Dublin will learn lessons from Derry defeat: Dessie Farrell

Dublin’s Brian Howard and Derry’s Conor Doherty contest a high ball.
Dublin’s Brian Howard and Derry’s Conor Doherty contest a high ball. Picture Mark Marlow

A GREAT experience; grateful for that. Derry manager Mickey Harte understandably hailed this as “a great day for Gaelic games” – but those opening words came from his Dublin counterpart Dessie Farrell.

The Blues boss wasn’t just spouting positive thinking platitudes, acknowledging that he and his players were desperate to win this final, as illustrated by the fighting spirit they showed in every sense:

“We came here today to win the game, we didn’t do that so naturally, there will be disappointment and a sour taste in the mouth.”

However, despite Derry deservedly seeing them off in the penalty shoot-out, having been pegged back late in normal time then by a last-gasp goal in extra time, Farrell insisted that the All-Ireland champions derived benefits from this loss:

“On the flipside of it, a great experience for players to encounter what they did today. The whole of extra-time, the penalties, even taking a step up in terms of the opposition we are playing today.

“There had been a bit of shadow boxing going on in the league. We had beaten teams who had been very depleted in terms of player who were available to them, or resting players, dead rubbers, whatever it might be.

“We spoke about it during the week, that the narrative that had developed externally around the team, we knew it was not a true reflection of what was going on and that today was going to be a proper examination.

“It was that. And there’s a lot for us to take from today and we would be grateful for that because you can’t conjure that up in internal games or challenge matches. We will pick that apart and hopefully come back a bit stronger for it.”

Dublin boss Dessie Farrell
Dublin’s Dessie Farrell during the Allianz GAA Football league Division One final at Croke Park, Dublin. Picture Mark Marlow

One other obvious downside was the late dismissal of star midfielder Brian Fenton, for reacting to a dig to his ribs from Derry sub Eunan Mulholland.

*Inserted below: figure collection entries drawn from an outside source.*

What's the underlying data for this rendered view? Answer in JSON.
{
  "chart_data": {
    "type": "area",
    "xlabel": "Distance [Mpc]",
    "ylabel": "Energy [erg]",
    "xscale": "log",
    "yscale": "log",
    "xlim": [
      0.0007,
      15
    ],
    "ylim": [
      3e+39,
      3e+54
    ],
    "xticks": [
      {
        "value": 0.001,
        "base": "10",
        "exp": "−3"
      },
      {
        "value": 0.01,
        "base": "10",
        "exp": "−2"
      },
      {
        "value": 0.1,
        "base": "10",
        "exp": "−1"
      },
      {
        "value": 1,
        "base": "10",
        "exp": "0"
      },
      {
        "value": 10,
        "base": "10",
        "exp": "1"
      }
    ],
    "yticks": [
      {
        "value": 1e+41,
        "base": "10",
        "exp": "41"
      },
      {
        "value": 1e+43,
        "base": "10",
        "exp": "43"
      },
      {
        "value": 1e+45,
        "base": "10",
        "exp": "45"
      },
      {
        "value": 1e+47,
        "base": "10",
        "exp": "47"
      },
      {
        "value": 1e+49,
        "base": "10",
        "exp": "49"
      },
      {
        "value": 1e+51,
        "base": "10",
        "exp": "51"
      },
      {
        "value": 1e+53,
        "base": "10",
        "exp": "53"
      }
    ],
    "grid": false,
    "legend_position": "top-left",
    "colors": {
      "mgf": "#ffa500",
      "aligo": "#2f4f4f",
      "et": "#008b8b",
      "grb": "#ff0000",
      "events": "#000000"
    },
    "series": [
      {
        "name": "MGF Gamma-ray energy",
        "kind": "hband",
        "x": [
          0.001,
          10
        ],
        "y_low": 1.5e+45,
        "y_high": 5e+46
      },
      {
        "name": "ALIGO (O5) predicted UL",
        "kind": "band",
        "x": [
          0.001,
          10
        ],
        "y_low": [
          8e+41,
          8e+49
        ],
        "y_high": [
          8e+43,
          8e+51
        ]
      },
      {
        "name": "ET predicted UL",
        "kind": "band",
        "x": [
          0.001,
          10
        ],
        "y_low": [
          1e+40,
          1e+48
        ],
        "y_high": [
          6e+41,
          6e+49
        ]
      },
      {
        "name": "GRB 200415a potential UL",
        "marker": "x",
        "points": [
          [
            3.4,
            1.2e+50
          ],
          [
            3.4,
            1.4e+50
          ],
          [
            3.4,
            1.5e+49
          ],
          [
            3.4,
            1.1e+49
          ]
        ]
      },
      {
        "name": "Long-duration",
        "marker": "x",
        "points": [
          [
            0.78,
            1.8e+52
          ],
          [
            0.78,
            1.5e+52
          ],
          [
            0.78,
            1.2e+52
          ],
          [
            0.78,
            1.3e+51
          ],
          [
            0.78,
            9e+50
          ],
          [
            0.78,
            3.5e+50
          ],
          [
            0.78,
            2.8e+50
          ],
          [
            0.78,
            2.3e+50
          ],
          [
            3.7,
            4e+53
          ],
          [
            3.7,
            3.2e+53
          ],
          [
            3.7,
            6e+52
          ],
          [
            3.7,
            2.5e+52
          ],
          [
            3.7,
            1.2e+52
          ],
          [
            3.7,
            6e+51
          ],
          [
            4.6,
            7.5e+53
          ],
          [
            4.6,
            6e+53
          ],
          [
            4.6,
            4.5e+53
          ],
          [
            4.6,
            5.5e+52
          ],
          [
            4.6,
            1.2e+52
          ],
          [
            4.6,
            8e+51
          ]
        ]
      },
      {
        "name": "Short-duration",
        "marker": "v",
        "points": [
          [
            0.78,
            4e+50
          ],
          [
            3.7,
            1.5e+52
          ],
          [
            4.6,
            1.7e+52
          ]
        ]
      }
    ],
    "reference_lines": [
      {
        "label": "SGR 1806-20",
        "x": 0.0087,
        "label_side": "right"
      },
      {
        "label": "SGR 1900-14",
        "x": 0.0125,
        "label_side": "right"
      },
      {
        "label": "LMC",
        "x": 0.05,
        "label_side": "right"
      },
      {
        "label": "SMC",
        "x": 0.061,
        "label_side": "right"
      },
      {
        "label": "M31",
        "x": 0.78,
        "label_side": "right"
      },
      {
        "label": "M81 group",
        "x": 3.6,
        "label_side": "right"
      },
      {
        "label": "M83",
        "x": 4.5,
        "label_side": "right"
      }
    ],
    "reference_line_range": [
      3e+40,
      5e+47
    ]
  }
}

As it stands, the Raheny man will miss the Leinster opener against Meath or Longford, but Farrell said Dublin “definitely will” contest that red card, explaining:

“I sort of half saw it. I would need to look at the video to be honest to see what went on. It would not be in Brian’s character. I saw him pushing a player; now that could be a sending off, I don’t know but anyway I am sure that the powers that be and our own county board will take a look at that and see what happens.”

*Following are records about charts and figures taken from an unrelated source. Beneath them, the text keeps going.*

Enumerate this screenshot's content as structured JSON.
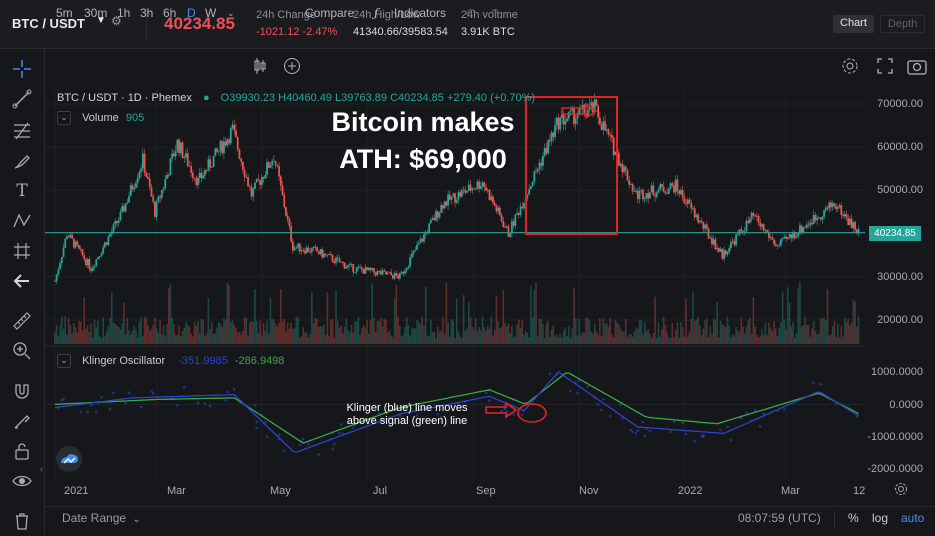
{
  "ticker": {
    "pair": "BTC / USDT",
    "price": "40234.85",
    "change_label": "24h Change",
    "change_value": "-1021.12 -2.47%",
    "highlow_label": "24h High/Low",
    "highlow_value": "41340.66/39583.54",
    "volume_label": "24h volume",
    "volume_value": "3.91K BTC",
    "views": [
      "Chart",
      "Depth"
    ],
    "active_view": "Chart"
  },
  "toolbar": {
    "timeframes": [
      "5m",
      "30m",
      "1h",
      "3h",
      "6h",
      "D",
      "W"
    ],
    "selected_timeframe": "D",
    "compare_label": "Compare",
    "indicators_label": "Indicators"
  },
  "legend": {
    "symbol": "BTC / USDT · 1D · Phemex",
    "ohlc": "O39930.23 H40460.49 L39763.89 C40234.85 +279.40 (+0.70%)",
    "volume_label": "Volume",
    "volume_value": "905",
    "klinger_label": "Klinger Oscillator",
    "klinger_value1": "-351.9985",
    "klinger_value2": "-286.9498"
  },
  "annotations": {
    "title_line1": "Bitcoin makes",
    "title_line2": "ATH: $69,000",
    "klinger_line1": "Klinger (blue) line moves",
    "klinger_line2": "above signal (green) line"
  },
  "price_axis": [
    "70000.00",
    "60000.00",
    "50000.00",
    "30000.00",
    "20000.00"
  ],
  "price_tag": "40234.85",
  "osc_axis": [
    "1000.0000",
    "0.0000",
    "-1000.0000",
    "-2000.0000"
  ],
  "time_axis": [
    "2021",
    "Mar",
    "May",
    "Jul",
    "Sep",
    "Nov",
    "2022",
    "Mar",
    "12"
  ],
  "bottom": {
    "date_range": "Date Range",
    "clock": "08:07:59 (UTC)",
    "percent": "%",
    "log": "log",
    "auto": "auto"
  },
  "colors": {
    "up": "#26a69a",
    "down": "#ef5350",
    "price_down": "#ee4f5a",
    "accent": "#4b8cf0",
    "klinger": "#2a45c9",
    "signal": "#3aa64a",
    "annotation_box": "#e02424"
  },
  "chart_data": {
    "type": "candlestick",
    "period": "1D",
    "price_range": [
      17000,
      74000
    ],
    "current_price": 40234.85,
    "price_series": [
      {
        "x": "2021-01-01",
        "y": 29000
      },
      {
        "x": "2021-01-08",
        "y": 40000
      },
      {
        "x": "2021-01-22",
        "y": 32000
      },
      {
        "x": "2021-02-08",
        "y": 44000
      },
      {
        "x": "2021-02-21",
        "y": 57000
      },
      {
        "x": "2021-02-28",
        "y": 45000
      },
      {
        "x": "2021-03-13",
        "y": 61000
      },
      {
        "x": "2021-03-25",
        "y": 52000
      },
      {
        "x": "2021-04-14",
        "y": 64000
      },
      {
        "x": "2021-04-25",
        "y": 49000
      },
      {
        "x": "2021-05-08",
        "y": 58000
      },
      {
        "x": "2021-05-19",
        "y": 37000
      },
      {
        "x": "2021-06-01",
        "y": 36000
      },
      {
        "x": "2021-06-22",
        "y": 32000
      },
      {
        "x": "2021-07-20",
        "y": 30000
      },
      {
        "x": "2021-08-14",
        "y": 47000
      },
      {
        "x": "2021-09-06",
        "y": 52000
      },
      {
        "x": "2021-09-21",
        "y": 40000
      },
      {
        "x": "2021-10-20",
        "y": 66000
      },
      {
        "x": "2021-11-10",
        "y": 69000
      },
      {
        "x": "2021-12-04",
        "y": 49000
      },
      {
        "x": "2021-12-27",
        "y": 51000
      },
      {
        "x": "2022-01-23",
        "y": 35000
      },
      {
        "x": "2022-02-10",
        "y": 44000
      },
      {
        "x": "2022-02-24",
        "y": 37000
      },
      {
        "x": "2022-03-29",
        "y": 47000
      },
      {
        "x": "2022-04-12",
        "y": 40234
      }
    ],
    "volume_range": [
      0,
      905
    ],
    "oscillator_range": [
      -2000,
      1000
    ],
    "klinger_series": [
      {
        "x": "2021-01-01",
        "y": -100
      },
      {
        "x": "2021-02-15",
        "y": 200
      },
      {
        "x": "2021-04-15",
        "y": 300
      },
      {
        "x": "2021-05-20",
        "y": -1500
      },
      {
        "x": "2021-07-20",
        "y": -300
      },
      {
        "x": "2021-09-10",
        "y": 250
      },
      {
        "x": "2021-09-30",
        "y": -200
      },
      {
        "x": "2021-10-20",
        "y": 1000
      },
      {
        "x": "2021-12-05",
        "y": -700
      },
      {
        "x": "2022-01-24",
        "y": -900
      },
      {
        "x": "2022-03-20",
        "y": 400
      },
      {
        "x": "2022-04-12",
        "y": -352
      }
    ],
    "signal_series": [
      {
        "x": "2021-01-01",
        "y": 0
      },
      {
        "x": "2021-03-01",
        "y": 150
      },
      {
        "x": "2021-04-15",
        "y": 200
      },
      {
        "x": "2021-05-25",
        "y": -1200
      },
      {
        "x": "2021-07-20",
        "y": -100
      },
      {
        "x": "2021-09-10",
        "y": 450
      },
      {
        "x": "2021-10-01",
        "y": 0
      },
      {
        "x": "2021-10-25",
        "y": 1000
      },
      {
        "x": "2021-12-10",
        "y": -400
      },
      {
        "x": "2022-01-20",
        "y": -600
      },
      {
        "x": "2022-03-20",
        "y": 350
      },
      {
        "x": "2022-04-12",
        "y": -287
      }
    ]
  }
}
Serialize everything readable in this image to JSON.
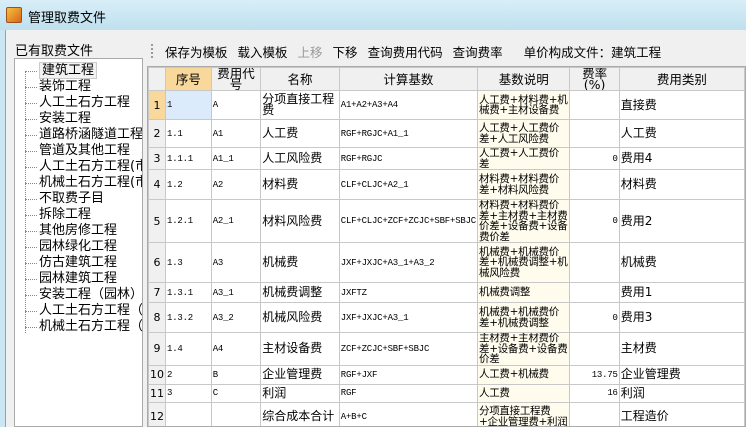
{
  "window": {
    "title": "管理取费文件",
    "icon": "app-icon"
  },
  "left_panel": {
    "title": "已有取费文件",
    "items": [
      "建筑工程",
      "装饰工程",
      "人工土石方工程",
      "安装工程",
      "道路桥涵隧道工程",
      "管道及其他工程",
      "人工土石方工程(市",
      "机械土石方工程(市",
      "不取费子目",
      "拆除工程",
      "其他房修工程",
      "园林绿化工程",
      "仿古建筑工程",
      "园林建筑工程",
      "安装工程（园林）",
      "人工土石方工程（园",
      "机械土石方工程（园"
    ],
    "selected": 0
  },
  "toolbar": {
    "save_template": "保存为模板",
    "load_template": "载入模板",
    "move_up": "上移",
    "move_down": "下移",
    "query_code": "查询费用代码",
    "query_rate": "查询费率",
    "unit_price_label": "单价构成文件：建筑工程"
  },
  "table": {
    "columns": [
      "序号",
      "费用代号",
      "名称",
      "计算基数",
      "基数说明",
      "费率(%)",
      "费用类别"
    ],
    "rows": [
      {
        "n": "1",
        "seq": "1",
        "code": "A",
        "name": "分项直接工程费",
        "base": "A1+A2+A3+A4",
        "desc": "人工费+材料费+机械费+主材设备费",
        "rate": "",
        "cat": "直接费"
      },
      {
        "n": "2",
        "seq": "1.1",
        "code": "A1",
        "name": "人工费",
        "base": "RGF+RGJC+A1_1",
        "desc": "人工费+人工费价差+人工风险费",
        "rate": "",
        "cat": "人工费"
      },
      {
        "n": "3",
        "seq": "1.1.1",
        "code": "A1_1",
        "name": "人工风险费",
        "base": "RGF+RGJC",
        "desc": "人工费+人工费价差",
        "rate": "0",
        "cat": "费用4"
      },
      {
        "n": "4",
        "seq": "1.2",
        "code": "A2",
        "name": "材料费",
        "base": "CLF+CLJC+A2_1",
        "desc": "材料费+材料费价差+材料风险费",
        "rate": "",
        "cat": "材料费"
      },
      {
        "n": "5",
        "seq": "1.2.1",
        "code": "A2_1",
        "name": "材料风险费",
        "base": "CLF+CLJC+ZCF+ZCJC+SBF+SBJC",
        "desc": "材料费+材料费价差+主材费+主材费价差+设备费+设备费价差",
        "rate": "0",
        "cat": "费用2"
      },
      {
        "n": "6",
        "seq": "1.3",
        "code": "A3",
        "name": "机械费",
        "base": "JXF+JXJC+A3_1+A3_2",
        "desc": "机械费+机械费价差+机械费调整+机械风险费",
        "rate": "",
        "cat": "机械费"
      },
      {
        "n": "7",
        "seq": "1.3.1",
        "code": "A3_1",
        "name": "机械费调整",
        "base": "JXFTZ",
        "desc": "机械费调整",
        "rate": "",
        "cat": "费用1"
      },
      {
        "n": "8",
        "seq": "1.3.2",
        "code": "A3_2",
        "name": "机械风险费",
        "base": "JXF+JXJC+A3_1",
        "desc": "机械费+机械费价差+机械费调整",
        "rate": "0",
        "cat": "费用3"
      },
      {
        "n": "9",
        "seq": "1.4",
        "code": "A4",
        "name": "主材设备费",
        "base": "ZCF+ZCJC+SBF+SBJC",
        "desc": "主材费+主材费价差+设备费+设备费价差",
        "rate": "",
        "cat": "主材费"
      },
      {
        "n": "10",
        "seq": "2",
        "code": "B",
        "name": "企业管理费",
        "base": "RGF+JXF",
        "desc": "人工费+机械费",
        "rate": "13.75",
        "cat": "企业管理费"
      },
      {
        "n": "11",
        "seq": "3",
        "code": "C",
        "name": "利润",
        "base": "RGF",
        "desc": "人工费",
        "rate": "16",
        "cat": "利润"
      },
      {
        "n": "12",
        "seq": "",
        "code": "",
        "name": "综合成本合计",
        "base": "A+B+C",
        "desc": "分项直接工程费+企业管理费+利润",
        "rate": "",
        "cat": "工程造价"
      }
    ]
  }
}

Fenton could not participate in the penalty shoot-out, but Farrell was glad of it, despite the outcome:

“There is a bit of a lottery going on with penalties but it was a good experience for us today to be in it. There is nothing like the immersive experience: you can plan for things and theorise about things that you may see in the future but until you actually go through it, the learning is not the same.”

Being second best in the game itself will be Dublin’s main focus of review, even though their players almost saved themselves:

“Yeah, the lads showed great character because we were flat at times today, for whatever reason. That energy and drive wasn’t there that we would have hoped.

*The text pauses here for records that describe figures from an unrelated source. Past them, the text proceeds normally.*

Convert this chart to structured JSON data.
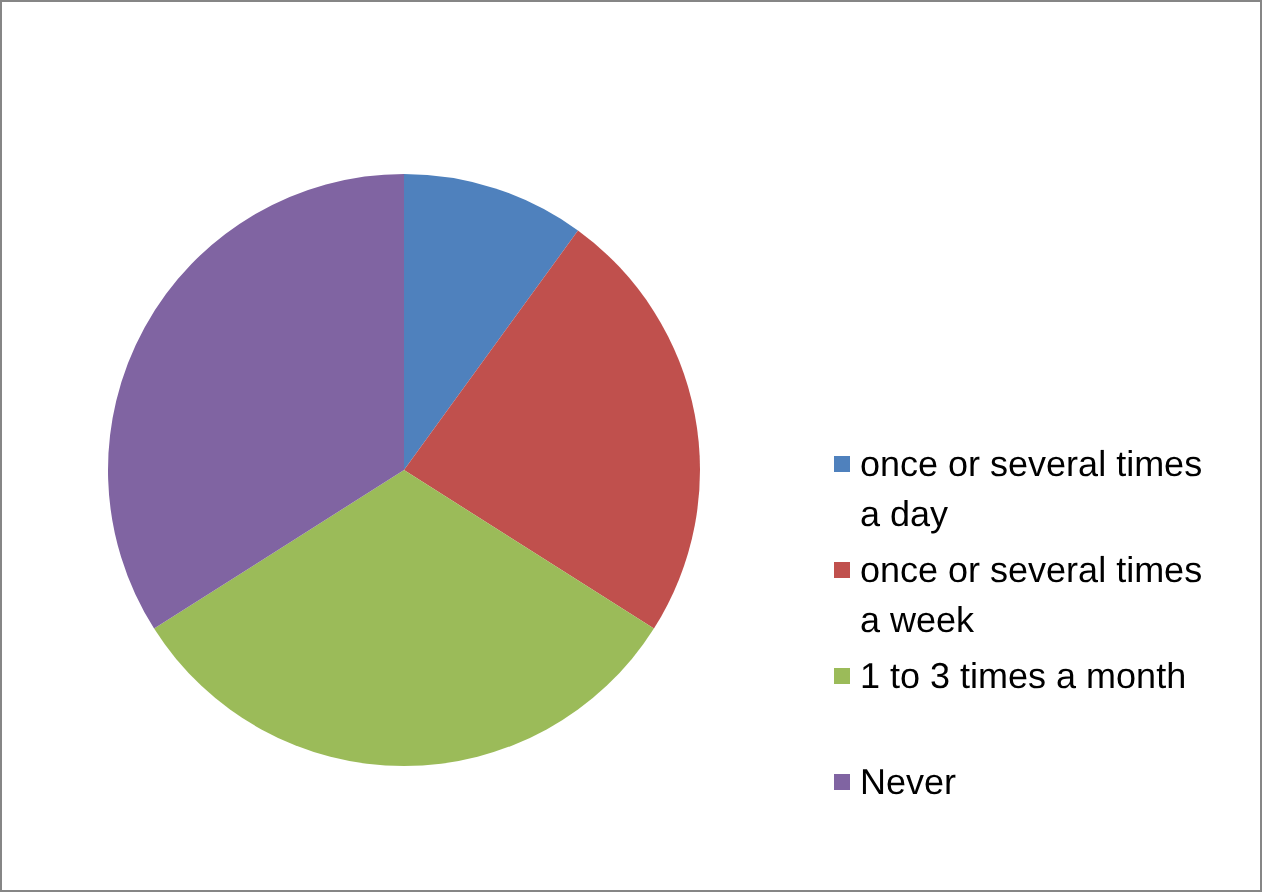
{
  "chart_data": {
    "type": "pie",
    "categories": [
      "once or several times a day",
      "once or several times a week",
      "1 to 3 times a month",
      "Never"
    ],
    "values": [
      10,
      24,
      32,
      34
    ],
    "colors": [
      "#4f81bd",
      "#c0504d",
      "#9bbb59",
      "#8064a2"
    ],
    "legend": "right"
  }
}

“It looked at stages that Derry could pull away but we were able to hang on in there and the lads showed great character…

“But we would be disappointed with goal chances coughed up, kickouts conceded today. There’s loads to work on and we knew that to be fair – that that was the case and it’s great to actually see it, front and centre there today.

“We can take this game, look at the performance and really analyse it that we can learn a lot from it.”